There is always a debate about the performance of different programming languages, which is one aspect among many for choosing a programming language. As the founder of the SPMF data mining library, implemented in Java and focused on performance, I am always curious about the comparison with other languages.
Today, I was reading the VEPRECO paper by Mordvanyuk et al. (2022), and I found some interesting comparison that they did between the Java implementation of CM-SPAM (from SPMF) and an implementation in Python. I will reproduce the table from the paper showing the comparison in Memory (MB) and Time (s):

The authors conclude that : “The results show that CM-SPAM implemented in java is from 10 to 24 times faster than its implementation in python, and consumes from 2 to 45 times less memory, depending on the dataset. This means, that in java with lower support, we spend much less memory, than in python with higher support.”

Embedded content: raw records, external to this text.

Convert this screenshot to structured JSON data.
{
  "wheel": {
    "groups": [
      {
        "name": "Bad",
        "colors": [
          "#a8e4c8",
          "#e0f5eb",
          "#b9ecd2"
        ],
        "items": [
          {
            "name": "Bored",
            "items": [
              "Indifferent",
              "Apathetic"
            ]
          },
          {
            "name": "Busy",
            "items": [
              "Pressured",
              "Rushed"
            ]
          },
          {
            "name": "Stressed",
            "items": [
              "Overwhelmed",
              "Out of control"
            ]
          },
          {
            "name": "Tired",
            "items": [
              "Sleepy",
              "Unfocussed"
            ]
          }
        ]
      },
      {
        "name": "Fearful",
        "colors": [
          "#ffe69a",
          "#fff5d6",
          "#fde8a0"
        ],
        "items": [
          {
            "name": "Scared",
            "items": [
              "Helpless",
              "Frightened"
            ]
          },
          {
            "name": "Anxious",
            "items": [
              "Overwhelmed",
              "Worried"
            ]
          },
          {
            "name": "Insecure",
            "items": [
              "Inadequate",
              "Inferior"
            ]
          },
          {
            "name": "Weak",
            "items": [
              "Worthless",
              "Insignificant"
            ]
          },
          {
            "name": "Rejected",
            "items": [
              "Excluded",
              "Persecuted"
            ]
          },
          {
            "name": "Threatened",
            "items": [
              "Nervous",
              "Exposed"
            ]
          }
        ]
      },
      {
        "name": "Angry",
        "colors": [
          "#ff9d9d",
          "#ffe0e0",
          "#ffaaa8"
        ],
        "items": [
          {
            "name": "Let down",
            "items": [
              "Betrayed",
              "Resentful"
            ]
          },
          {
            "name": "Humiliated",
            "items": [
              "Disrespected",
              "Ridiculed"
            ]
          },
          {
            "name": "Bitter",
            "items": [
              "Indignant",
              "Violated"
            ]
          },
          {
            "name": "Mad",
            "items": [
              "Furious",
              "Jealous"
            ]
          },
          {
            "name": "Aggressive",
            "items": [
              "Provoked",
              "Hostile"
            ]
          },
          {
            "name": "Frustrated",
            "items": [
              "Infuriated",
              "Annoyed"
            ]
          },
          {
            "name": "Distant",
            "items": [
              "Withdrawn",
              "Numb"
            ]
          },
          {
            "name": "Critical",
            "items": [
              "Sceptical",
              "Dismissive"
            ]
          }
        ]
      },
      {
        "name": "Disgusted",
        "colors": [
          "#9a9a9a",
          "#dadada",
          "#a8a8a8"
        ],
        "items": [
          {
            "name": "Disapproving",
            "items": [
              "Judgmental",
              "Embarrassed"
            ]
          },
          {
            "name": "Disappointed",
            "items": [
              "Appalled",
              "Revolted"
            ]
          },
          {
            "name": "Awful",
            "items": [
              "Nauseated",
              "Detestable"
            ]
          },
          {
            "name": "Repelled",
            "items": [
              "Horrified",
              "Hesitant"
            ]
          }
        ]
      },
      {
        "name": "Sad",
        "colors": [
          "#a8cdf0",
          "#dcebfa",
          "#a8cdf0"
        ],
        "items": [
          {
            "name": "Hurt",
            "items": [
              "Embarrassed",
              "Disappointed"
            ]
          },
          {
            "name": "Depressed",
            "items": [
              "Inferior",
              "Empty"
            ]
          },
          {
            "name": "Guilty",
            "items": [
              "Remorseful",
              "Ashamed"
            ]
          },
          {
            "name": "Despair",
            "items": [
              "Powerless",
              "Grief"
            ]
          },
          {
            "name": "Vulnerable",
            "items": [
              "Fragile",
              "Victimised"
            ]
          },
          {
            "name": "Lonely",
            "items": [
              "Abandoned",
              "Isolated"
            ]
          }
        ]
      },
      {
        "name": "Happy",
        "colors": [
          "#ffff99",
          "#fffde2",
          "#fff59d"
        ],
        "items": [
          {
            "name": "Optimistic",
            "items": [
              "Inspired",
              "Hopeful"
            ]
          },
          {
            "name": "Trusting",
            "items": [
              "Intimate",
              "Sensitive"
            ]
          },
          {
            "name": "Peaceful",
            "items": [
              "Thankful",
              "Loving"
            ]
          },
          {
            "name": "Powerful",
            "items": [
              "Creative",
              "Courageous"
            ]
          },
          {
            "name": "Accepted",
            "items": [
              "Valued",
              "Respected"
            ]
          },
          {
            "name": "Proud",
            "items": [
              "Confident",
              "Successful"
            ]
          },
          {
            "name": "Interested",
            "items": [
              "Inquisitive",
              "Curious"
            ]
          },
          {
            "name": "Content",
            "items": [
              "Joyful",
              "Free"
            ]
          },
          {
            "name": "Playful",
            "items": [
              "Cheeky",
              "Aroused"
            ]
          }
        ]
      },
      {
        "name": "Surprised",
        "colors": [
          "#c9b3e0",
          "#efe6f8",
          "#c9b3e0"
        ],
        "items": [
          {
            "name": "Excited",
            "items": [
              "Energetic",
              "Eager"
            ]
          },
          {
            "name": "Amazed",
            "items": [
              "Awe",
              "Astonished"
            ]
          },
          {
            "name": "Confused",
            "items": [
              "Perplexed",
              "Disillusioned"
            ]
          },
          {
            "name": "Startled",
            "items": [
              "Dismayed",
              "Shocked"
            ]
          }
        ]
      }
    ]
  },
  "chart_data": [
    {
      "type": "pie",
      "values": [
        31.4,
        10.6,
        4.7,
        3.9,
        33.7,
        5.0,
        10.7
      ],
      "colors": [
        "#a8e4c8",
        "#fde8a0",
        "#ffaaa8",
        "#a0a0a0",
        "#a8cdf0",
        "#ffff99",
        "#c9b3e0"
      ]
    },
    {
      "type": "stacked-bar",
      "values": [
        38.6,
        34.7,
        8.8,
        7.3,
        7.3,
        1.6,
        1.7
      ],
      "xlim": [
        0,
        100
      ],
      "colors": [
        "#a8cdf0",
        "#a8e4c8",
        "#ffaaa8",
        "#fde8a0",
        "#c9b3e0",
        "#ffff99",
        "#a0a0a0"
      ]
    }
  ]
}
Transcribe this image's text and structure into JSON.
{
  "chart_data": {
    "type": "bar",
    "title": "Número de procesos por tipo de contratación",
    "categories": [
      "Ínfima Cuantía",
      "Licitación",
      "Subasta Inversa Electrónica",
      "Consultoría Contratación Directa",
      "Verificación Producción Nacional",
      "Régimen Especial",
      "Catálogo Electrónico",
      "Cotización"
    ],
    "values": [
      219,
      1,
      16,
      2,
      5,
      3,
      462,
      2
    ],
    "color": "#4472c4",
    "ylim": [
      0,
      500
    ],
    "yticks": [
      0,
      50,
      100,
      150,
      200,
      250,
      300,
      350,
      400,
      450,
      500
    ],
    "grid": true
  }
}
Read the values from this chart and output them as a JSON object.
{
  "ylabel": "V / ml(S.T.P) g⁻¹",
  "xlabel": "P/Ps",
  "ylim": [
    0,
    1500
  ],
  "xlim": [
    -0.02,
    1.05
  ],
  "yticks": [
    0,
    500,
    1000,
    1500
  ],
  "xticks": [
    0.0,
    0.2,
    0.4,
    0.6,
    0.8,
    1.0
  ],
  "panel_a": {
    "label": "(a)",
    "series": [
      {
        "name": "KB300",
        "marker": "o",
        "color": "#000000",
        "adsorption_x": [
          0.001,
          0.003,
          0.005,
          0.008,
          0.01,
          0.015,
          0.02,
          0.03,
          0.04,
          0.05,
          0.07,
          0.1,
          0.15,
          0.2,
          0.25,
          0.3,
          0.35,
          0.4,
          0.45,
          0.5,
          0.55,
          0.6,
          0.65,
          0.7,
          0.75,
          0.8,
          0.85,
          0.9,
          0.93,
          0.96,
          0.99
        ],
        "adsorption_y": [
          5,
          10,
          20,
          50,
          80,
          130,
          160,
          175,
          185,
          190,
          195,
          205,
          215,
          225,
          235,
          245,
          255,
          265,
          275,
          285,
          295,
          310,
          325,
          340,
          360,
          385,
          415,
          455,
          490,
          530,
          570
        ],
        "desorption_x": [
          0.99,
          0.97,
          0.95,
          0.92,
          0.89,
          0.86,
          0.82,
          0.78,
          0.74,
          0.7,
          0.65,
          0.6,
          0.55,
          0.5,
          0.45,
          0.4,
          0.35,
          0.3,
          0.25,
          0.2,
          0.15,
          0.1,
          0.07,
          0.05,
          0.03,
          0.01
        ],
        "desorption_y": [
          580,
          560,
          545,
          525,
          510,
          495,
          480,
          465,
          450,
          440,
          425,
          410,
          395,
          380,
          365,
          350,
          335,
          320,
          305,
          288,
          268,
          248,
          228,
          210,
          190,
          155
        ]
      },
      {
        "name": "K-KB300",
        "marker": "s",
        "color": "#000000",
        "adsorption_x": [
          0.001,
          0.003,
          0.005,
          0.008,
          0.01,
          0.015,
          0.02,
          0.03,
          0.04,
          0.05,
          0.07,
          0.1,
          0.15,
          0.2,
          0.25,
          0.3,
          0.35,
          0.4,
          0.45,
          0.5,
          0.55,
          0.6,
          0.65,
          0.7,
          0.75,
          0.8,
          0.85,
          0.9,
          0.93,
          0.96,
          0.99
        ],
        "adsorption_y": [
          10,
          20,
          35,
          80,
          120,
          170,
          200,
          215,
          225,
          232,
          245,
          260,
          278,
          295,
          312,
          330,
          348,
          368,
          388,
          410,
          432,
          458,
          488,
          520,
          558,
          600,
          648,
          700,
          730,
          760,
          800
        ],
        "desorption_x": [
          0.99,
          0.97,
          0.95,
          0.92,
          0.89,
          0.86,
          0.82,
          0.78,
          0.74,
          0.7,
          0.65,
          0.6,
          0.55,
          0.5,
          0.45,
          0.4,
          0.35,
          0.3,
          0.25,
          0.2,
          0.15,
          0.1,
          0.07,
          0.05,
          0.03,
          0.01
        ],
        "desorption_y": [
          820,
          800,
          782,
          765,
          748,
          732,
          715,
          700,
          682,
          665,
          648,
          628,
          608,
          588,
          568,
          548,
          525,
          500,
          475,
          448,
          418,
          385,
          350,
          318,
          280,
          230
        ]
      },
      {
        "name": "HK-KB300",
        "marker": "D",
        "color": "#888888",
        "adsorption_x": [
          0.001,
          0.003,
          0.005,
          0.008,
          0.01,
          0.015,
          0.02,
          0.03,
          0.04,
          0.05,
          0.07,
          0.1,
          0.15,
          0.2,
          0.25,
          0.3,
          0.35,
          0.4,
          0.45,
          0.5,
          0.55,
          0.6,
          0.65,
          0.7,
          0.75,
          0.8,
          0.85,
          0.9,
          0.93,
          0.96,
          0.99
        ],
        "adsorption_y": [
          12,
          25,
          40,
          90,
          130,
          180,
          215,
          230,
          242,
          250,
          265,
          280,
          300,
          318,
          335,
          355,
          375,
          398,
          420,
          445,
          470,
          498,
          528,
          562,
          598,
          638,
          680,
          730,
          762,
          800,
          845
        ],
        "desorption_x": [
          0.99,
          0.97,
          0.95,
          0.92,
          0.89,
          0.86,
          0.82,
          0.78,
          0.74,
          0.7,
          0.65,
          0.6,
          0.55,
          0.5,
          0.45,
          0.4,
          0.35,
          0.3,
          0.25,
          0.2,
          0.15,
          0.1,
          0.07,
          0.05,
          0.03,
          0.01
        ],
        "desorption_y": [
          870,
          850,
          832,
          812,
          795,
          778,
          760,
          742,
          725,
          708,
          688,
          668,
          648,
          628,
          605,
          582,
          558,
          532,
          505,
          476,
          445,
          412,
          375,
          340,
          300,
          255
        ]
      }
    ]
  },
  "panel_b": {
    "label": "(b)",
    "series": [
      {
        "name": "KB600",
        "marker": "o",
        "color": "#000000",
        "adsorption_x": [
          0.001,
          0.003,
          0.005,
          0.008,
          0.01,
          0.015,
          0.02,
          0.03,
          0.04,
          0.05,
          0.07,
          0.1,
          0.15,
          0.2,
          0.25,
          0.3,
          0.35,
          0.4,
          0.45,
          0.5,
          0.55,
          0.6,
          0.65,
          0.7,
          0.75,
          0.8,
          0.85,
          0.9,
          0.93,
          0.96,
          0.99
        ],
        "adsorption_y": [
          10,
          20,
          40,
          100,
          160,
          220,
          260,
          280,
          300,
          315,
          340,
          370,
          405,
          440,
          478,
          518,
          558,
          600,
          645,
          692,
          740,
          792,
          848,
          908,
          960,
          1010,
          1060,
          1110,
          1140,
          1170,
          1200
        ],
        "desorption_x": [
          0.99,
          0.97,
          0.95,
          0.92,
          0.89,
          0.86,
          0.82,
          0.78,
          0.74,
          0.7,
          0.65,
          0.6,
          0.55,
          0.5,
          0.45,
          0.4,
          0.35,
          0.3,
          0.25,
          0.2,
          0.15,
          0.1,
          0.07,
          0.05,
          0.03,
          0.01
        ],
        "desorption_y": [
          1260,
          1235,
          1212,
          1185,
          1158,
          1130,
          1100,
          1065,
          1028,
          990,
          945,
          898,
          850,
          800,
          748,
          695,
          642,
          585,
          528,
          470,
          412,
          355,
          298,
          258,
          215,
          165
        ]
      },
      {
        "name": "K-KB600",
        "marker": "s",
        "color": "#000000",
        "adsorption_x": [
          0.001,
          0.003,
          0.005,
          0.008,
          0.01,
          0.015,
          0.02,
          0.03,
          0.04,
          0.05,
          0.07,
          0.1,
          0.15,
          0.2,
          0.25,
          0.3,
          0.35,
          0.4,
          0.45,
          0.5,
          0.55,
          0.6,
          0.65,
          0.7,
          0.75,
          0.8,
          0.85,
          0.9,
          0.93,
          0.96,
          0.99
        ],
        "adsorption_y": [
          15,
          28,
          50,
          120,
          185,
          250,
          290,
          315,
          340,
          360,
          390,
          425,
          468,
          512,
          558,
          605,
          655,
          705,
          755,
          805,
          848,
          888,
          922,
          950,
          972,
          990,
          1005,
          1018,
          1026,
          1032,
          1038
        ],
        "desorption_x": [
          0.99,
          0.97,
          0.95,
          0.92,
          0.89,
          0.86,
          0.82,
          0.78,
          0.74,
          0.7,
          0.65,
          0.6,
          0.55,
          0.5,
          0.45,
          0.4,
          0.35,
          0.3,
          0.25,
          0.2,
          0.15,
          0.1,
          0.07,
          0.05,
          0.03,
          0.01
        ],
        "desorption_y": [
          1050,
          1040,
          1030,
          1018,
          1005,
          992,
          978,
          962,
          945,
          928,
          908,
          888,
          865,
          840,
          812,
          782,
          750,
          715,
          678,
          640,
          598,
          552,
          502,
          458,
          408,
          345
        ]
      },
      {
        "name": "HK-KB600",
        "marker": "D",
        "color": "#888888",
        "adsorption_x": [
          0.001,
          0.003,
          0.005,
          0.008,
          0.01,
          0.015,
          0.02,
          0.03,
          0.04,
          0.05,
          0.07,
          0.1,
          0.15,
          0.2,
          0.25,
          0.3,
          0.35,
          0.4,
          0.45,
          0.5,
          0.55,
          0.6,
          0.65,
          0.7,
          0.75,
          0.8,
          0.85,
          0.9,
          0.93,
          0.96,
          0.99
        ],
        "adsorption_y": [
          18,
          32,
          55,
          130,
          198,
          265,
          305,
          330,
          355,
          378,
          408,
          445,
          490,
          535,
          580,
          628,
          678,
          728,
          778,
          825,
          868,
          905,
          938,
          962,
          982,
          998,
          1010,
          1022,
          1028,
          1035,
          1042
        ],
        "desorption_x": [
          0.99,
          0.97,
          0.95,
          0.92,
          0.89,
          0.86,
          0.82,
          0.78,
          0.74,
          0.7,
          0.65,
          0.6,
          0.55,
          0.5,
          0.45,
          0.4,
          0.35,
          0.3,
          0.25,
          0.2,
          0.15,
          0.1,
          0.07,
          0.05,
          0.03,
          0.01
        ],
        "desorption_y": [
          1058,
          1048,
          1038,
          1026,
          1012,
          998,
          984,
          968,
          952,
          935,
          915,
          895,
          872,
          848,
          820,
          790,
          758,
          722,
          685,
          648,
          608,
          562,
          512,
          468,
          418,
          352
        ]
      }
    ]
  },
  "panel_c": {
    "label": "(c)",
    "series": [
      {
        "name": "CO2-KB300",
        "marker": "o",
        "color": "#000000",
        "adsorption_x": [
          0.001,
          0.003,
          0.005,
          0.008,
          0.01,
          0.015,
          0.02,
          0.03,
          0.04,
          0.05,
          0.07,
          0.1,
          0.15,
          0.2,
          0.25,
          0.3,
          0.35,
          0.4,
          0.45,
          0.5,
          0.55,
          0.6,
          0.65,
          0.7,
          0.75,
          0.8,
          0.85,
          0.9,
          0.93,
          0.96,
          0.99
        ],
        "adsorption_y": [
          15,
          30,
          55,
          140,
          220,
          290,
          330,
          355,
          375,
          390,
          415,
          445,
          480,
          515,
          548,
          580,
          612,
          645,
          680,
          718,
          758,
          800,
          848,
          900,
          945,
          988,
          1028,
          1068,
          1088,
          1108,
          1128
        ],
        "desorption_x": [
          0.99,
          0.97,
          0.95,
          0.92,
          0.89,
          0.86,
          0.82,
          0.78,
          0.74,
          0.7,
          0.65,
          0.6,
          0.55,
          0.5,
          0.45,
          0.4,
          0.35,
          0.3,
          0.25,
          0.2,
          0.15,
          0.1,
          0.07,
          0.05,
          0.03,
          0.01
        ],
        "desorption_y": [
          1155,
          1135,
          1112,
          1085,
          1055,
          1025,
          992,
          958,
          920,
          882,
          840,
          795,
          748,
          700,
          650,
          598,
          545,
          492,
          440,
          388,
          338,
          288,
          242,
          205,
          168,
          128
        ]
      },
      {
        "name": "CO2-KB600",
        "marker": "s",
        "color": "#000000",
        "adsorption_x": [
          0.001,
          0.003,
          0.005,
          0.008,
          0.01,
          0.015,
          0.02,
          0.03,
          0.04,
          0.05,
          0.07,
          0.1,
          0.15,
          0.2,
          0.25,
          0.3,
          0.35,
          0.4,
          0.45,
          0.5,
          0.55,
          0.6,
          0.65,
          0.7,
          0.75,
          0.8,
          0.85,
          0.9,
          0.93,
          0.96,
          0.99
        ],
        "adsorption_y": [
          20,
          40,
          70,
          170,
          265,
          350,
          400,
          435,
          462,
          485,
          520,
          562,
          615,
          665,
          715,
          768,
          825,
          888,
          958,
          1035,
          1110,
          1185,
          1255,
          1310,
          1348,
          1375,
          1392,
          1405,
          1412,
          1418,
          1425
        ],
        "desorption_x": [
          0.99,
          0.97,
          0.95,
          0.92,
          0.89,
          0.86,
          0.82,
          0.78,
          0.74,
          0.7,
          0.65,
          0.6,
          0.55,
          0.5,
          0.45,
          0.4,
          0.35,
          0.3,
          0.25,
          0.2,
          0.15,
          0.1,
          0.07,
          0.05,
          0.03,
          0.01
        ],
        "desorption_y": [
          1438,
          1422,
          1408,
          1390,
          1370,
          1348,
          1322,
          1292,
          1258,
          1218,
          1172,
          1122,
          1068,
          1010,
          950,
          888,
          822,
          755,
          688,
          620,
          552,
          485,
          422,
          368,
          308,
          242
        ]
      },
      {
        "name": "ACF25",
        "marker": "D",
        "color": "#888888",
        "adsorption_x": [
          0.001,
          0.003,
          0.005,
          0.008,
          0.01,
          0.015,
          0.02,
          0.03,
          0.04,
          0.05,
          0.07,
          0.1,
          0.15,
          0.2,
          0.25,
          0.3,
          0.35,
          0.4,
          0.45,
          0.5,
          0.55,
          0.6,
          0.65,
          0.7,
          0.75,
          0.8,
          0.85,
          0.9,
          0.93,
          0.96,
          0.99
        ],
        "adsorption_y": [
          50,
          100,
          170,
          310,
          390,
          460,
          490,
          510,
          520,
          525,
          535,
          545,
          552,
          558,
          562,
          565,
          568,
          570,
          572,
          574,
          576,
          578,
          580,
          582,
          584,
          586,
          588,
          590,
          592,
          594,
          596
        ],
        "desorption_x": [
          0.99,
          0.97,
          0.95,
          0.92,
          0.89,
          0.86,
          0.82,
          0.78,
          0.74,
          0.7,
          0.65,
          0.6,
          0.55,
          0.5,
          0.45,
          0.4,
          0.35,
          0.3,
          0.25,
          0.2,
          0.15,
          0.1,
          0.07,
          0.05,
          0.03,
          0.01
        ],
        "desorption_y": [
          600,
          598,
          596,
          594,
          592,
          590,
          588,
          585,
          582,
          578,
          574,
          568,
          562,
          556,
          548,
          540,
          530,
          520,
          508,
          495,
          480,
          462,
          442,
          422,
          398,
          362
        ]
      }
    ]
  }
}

I think that this is a very interesting observation. I dont know if the Python implementation is as optimized as the Java version. I cannot verify as it does not seems to be publicly available, and the BitBucket repository from the paper is apparently down. But I would assume that they are more or less equally optimized. So the performance difference is quite big in fact.
By the way, I will include an implementation of VEPRECO in the upcoming version of SPMF 2.77 and a few other very recent tsequential pattern mining algorithms that have been contributed by some researchers such as TriBackClo (2026).